Molybdenum disulfide (MoS₂): Added to reduce friction in dry or vacuum environments where humidity-based lubrication is absent
PTFE (Teflon): Reduces the coefficient of friction, extending life in high-speed applications
Resin binders: Phenolic or pitch-based resins hold the brush structure together during the sintering process
Metal impregnation: Brushes soaked in copper or babbitt metal after sintering to boost conductivity without full metal content

For example, brushes used in space or high-altitude motors must rely on MoS₂ lubrication because the thin, dry atmosphere prevents the natural graphite-oxide film that lubricates brushes at sea level from forming.

How to Choose the Right Brush Material for Your Application

Selecting brush material should follow a structured evaluation of the motor's operating conditions:

Operating voltage and current: High current → use metal graphite; low current → carbon graphite or electrographite
Motor speed: Above 5,000 RPM → prioritize graphite or electrographite for low friction
Environment: Humid environments help graphite brushes self-lubricate; dry or vacuum environments need MoS₂-enhanced brushes
Maintenance access: If replacement is difficult, opt for longer-lasting electrographite over copper graphite
EMI sensitivity: Near electronics? Choose softer graphite grades to minimize sparking
Cost constraints: Silver graphite is best-performing but expensive — typically reserved for aerospace or military-grade motors

Signs of Brush Wear and When to Replace Them

Regardless of material, all brushes wear over time. Key indicators that brush replacement is needed:

Brush length worn to less than 25–30% of original length (most manufacturers recommend replacement at this point)
Increased sparking at the commutator, especially at startup or under load
Visible grooving or uneven wear on the commutator surface
Rise in motor temperature without increased load
Audible chatter or vibration from the brush assembly

When replacing brushes, always use the same grade specified by the motor manufacturer. Switching to a harder grade to "last longer" is a common mistake that damages the commutator surface and results in far more expensive repairs.

Brush DC Motors vs. Brushless: Does Material Still Matter?

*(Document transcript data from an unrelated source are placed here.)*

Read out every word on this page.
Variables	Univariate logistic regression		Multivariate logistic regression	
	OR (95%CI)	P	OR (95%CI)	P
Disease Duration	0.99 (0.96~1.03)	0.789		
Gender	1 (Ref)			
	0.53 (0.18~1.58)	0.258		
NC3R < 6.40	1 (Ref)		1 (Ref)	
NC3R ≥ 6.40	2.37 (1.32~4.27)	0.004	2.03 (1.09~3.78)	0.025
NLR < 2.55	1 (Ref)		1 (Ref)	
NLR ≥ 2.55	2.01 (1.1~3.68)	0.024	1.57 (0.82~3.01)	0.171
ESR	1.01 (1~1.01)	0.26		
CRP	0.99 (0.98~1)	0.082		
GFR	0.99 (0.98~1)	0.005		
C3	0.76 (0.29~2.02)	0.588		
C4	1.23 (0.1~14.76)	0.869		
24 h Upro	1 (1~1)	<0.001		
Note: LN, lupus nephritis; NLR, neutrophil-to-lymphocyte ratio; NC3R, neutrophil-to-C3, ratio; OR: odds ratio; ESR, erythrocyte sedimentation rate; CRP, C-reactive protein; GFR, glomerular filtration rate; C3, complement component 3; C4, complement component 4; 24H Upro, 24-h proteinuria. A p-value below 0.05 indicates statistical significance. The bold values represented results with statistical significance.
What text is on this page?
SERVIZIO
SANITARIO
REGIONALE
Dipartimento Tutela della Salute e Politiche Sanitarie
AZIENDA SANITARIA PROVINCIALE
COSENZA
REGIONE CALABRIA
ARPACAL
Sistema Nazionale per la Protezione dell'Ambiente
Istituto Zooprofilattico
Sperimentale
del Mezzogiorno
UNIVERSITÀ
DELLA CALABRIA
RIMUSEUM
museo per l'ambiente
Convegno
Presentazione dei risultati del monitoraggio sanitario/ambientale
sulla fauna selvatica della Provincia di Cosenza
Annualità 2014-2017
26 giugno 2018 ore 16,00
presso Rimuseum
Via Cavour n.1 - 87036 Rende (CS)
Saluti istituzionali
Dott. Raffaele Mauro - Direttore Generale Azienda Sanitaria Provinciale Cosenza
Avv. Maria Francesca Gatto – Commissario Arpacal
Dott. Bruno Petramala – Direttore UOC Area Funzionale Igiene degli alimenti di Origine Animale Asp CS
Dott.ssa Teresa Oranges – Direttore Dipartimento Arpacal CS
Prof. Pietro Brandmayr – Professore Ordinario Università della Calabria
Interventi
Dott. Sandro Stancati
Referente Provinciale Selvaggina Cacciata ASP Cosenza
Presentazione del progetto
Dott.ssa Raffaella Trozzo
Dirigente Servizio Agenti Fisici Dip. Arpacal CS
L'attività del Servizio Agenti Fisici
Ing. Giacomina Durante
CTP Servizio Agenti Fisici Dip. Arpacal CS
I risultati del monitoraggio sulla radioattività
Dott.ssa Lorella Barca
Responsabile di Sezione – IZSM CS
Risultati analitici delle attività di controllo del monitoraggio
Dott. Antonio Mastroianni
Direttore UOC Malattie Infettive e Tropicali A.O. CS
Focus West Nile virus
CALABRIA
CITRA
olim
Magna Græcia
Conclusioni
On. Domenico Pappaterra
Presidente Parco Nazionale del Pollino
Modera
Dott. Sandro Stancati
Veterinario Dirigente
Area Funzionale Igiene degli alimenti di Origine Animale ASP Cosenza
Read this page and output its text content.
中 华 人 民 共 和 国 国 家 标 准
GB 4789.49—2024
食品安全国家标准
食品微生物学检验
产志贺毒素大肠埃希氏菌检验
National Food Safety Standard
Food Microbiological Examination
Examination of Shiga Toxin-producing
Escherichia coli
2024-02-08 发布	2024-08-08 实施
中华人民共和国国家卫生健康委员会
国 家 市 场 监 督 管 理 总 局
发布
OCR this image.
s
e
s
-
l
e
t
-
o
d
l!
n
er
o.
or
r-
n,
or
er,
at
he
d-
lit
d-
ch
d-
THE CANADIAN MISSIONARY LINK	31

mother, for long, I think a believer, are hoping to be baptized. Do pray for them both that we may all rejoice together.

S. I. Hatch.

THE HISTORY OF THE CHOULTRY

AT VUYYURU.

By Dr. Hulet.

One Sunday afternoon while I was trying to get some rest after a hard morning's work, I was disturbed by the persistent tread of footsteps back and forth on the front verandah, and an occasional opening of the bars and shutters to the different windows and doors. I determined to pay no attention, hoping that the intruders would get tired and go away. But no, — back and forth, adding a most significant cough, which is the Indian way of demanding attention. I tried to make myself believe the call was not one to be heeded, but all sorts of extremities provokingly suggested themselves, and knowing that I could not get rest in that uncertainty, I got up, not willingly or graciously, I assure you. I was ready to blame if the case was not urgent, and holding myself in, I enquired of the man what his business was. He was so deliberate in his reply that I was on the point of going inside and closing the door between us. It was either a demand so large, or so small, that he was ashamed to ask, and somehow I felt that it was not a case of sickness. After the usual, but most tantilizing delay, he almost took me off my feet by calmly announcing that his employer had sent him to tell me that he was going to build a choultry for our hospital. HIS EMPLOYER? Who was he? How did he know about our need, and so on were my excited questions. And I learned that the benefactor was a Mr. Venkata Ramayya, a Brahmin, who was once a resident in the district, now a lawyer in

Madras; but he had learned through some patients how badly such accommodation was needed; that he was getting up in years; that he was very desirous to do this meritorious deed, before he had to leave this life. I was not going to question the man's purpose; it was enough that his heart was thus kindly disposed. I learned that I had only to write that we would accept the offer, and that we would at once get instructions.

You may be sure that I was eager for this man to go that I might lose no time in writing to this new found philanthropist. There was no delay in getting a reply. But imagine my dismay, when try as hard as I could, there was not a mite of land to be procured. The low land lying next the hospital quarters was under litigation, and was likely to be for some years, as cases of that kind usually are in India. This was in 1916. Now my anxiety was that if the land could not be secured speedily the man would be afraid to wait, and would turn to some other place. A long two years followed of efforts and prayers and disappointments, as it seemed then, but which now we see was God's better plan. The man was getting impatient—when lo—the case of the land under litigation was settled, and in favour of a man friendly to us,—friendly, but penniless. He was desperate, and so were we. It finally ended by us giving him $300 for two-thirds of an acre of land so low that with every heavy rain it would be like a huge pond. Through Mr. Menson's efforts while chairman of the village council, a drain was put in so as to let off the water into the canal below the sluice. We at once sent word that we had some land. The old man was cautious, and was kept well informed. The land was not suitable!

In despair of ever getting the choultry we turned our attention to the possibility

Brushless DC motors (BLDC) eliminate brushes entirely, using electronic commutation instead. However, brush DC motors remain dominant in cost-sensitive, high-torque, and easily-controlled applications — and will for the foreseeable future. Markets where brush motors remain standard include:

Automotive starters and window motors (still ~70% brush-type globally)
Power tools (drills, grinders) for cost-effectiveness
Industrial conveyors and actuators for simple speed control

In these contexts, brush material selection continues to directly impact operational costs, downtime, and reliability — making it a topic of active engineering consideration, not just historical interest.